Over in the Parish of Richmond Mr McLeod has been un-busy not-filming his new idler wheel, and his suggestion as to what to call it - 'The McLeod Twiddly Bit' - is so rubbish that I have immediately vetoed it. I have toyed with calling it 'The Middleton Twiddly Bit' instead, but that's rubbish too. It's not rubbish because I eliminated Mr McLeod's name and substituted my own. That at least has many precedents, starting perhaps with Ackerman Steering, which was invented by Lankensperger, improved by Jeantard, and patented by Ackerman, who was the agent. His real name was Ackermann but we all spell it wrongly on purpose.

Anyway, it is going to be called the McLeod Idler because then even serious people can use it. We do not want to discourage the serious people. They have rights, too.

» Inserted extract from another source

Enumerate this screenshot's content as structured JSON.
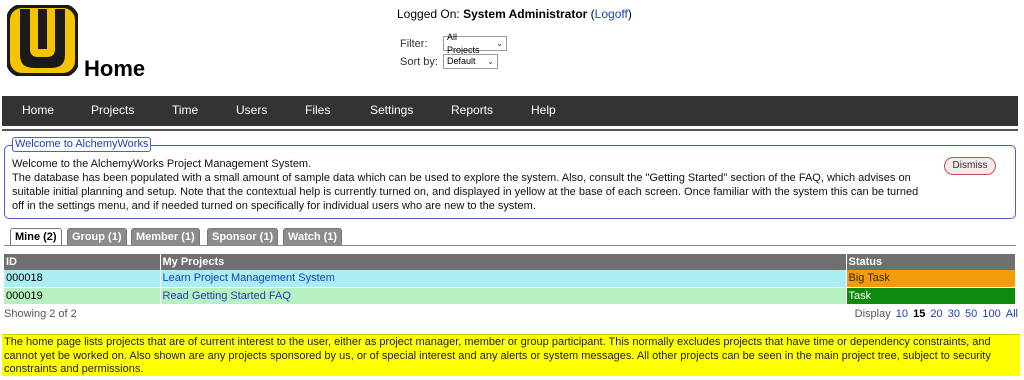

Here is another picture of it, and eventually, when Mr McLeod and Mr Schroder manage to arrange a time mutually convenient to their wives or helmet cams, I shall post a link to a Youtube showing it actually working, whereupon crowds of front wheel drive recumbent builders may both fall down in astonishment and send me a thousand billion dollars in royalties whenever they copy it. I will pass on a suitable proportion to Mr McLeod every time they do, rest assured. Say, sixpence. I will keep the remainder for my friend Mr Xenothobo who has offered me a similar sum if I lend him my bank account details to withdraw certain monies from a Nigerian company in which he has business interests.

(It isn't my birthday today. It's my birthday today, tomorrow. It's just that tomorrow's already here in New Zealand, and Blogger is still in yesterday mode on account of being American or some such nonsense.)